I was now laden down with fruit and groceries and we headed back to Murgwanza. Some young boys enjoyed posing for their photograph with a simple toy they had made.
At some point in the trip we acquired two or three boys who followed us in uncomfortable silence all the way back to Murgwanza. They seemed overawed. When we stopped, they stopped; when we started they started; when we crossed the road so did they. It began to get unnerving. At the T junction in Murgwanza I suggested that we gave them a dilemma by splitting up. I went one way and Christine went the other. They followed Christine. Sensibly she sought refuge with the students, who thought it was very funny. We managed to make it home without the boys following the last few yards.

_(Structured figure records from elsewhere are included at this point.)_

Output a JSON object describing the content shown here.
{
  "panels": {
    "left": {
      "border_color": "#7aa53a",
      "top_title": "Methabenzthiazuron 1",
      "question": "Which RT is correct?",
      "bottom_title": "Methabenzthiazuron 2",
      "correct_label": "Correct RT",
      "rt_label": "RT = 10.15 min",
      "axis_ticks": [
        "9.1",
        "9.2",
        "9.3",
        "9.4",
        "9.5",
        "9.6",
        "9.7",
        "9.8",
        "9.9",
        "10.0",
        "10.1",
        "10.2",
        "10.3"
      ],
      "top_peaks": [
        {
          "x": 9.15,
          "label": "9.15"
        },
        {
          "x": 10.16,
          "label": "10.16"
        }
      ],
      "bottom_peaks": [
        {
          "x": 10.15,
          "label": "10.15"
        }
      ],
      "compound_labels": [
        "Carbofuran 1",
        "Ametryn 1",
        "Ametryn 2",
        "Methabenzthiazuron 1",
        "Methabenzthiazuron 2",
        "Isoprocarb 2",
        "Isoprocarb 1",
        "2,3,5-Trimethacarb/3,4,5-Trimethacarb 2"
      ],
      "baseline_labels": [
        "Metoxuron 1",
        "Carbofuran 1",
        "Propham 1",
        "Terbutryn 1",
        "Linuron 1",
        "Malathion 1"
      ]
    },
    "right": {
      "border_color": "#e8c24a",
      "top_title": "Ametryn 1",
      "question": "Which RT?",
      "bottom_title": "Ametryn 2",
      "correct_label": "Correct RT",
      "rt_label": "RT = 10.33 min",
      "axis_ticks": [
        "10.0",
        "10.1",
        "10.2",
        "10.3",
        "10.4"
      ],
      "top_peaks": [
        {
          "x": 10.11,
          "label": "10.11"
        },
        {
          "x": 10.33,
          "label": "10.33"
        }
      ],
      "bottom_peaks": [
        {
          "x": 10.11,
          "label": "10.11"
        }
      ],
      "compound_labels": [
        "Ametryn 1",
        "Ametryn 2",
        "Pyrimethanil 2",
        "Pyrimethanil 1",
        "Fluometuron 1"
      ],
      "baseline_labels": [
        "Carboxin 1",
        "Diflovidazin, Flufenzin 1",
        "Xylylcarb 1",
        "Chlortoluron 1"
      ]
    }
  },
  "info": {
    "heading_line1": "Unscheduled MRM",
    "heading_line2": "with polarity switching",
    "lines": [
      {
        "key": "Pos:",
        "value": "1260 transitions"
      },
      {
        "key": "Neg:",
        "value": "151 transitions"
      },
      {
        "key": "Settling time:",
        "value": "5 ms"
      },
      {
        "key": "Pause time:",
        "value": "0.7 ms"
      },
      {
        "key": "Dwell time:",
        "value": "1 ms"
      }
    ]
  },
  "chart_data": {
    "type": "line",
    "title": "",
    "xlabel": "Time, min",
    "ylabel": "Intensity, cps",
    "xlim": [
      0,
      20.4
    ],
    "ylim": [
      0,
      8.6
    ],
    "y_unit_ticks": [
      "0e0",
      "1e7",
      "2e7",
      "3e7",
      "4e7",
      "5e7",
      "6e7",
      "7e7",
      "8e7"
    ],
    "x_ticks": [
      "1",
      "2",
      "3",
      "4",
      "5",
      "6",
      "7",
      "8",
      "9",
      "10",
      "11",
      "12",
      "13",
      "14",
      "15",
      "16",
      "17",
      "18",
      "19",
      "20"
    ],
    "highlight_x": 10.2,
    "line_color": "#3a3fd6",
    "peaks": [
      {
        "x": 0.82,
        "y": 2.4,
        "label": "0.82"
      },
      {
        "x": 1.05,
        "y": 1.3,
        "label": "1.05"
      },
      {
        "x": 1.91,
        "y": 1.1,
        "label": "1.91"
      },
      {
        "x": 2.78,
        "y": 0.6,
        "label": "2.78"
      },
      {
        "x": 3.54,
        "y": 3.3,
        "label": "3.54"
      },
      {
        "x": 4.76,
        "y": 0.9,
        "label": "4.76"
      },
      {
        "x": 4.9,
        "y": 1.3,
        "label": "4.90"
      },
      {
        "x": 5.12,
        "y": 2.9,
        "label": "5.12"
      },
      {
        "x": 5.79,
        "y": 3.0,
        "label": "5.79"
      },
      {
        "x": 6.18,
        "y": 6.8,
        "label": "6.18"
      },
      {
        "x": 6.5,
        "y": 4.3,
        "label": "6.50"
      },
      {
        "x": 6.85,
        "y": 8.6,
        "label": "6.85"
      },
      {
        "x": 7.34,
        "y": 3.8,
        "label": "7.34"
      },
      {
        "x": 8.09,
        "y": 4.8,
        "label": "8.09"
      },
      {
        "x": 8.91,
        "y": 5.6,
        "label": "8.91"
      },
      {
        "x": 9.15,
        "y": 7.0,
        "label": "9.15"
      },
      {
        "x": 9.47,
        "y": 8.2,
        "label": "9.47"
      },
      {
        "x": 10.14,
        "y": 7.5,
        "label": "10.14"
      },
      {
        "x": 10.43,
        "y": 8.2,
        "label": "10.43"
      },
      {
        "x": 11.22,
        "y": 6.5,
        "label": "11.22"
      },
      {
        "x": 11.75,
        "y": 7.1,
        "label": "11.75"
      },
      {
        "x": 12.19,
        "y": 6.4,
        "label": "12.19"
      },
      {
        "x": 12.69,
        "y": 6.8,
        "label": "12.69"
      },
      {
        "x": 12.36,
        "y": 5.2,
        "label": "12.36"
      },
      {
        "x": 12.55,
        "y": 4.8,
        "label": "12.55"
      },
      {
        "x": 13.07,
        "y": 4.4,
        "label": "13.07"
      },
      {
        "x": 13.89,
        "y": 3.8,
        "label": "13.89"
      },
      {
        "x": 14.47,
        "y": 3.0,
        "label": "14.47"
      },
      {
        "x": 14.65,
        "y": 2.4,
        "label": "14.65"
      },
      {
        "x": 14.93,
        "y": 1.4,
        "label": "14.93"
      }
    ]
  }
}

Lunch was a delicious vegetable tart and fresh pineapple. We read our books and our students collected their work – we still need to work on how to tell the time in English it seems! At about 4.00 p.m. the peace was shattered by one of the choirs who decided to test their sound equipment outside the cathedral. The speakers are facing away from the house but the throb is all persuasive and birds quit their roosts and small animals ran for cover as the amplifier was turned up to 11+. Still it is good to hear the choir singing and no doubt we shall enjoy the performance tomorrow at the 10.00 or possibly 10.30 service (it starts when it starts!), as long as we sit at the back – or possibly in Ngara!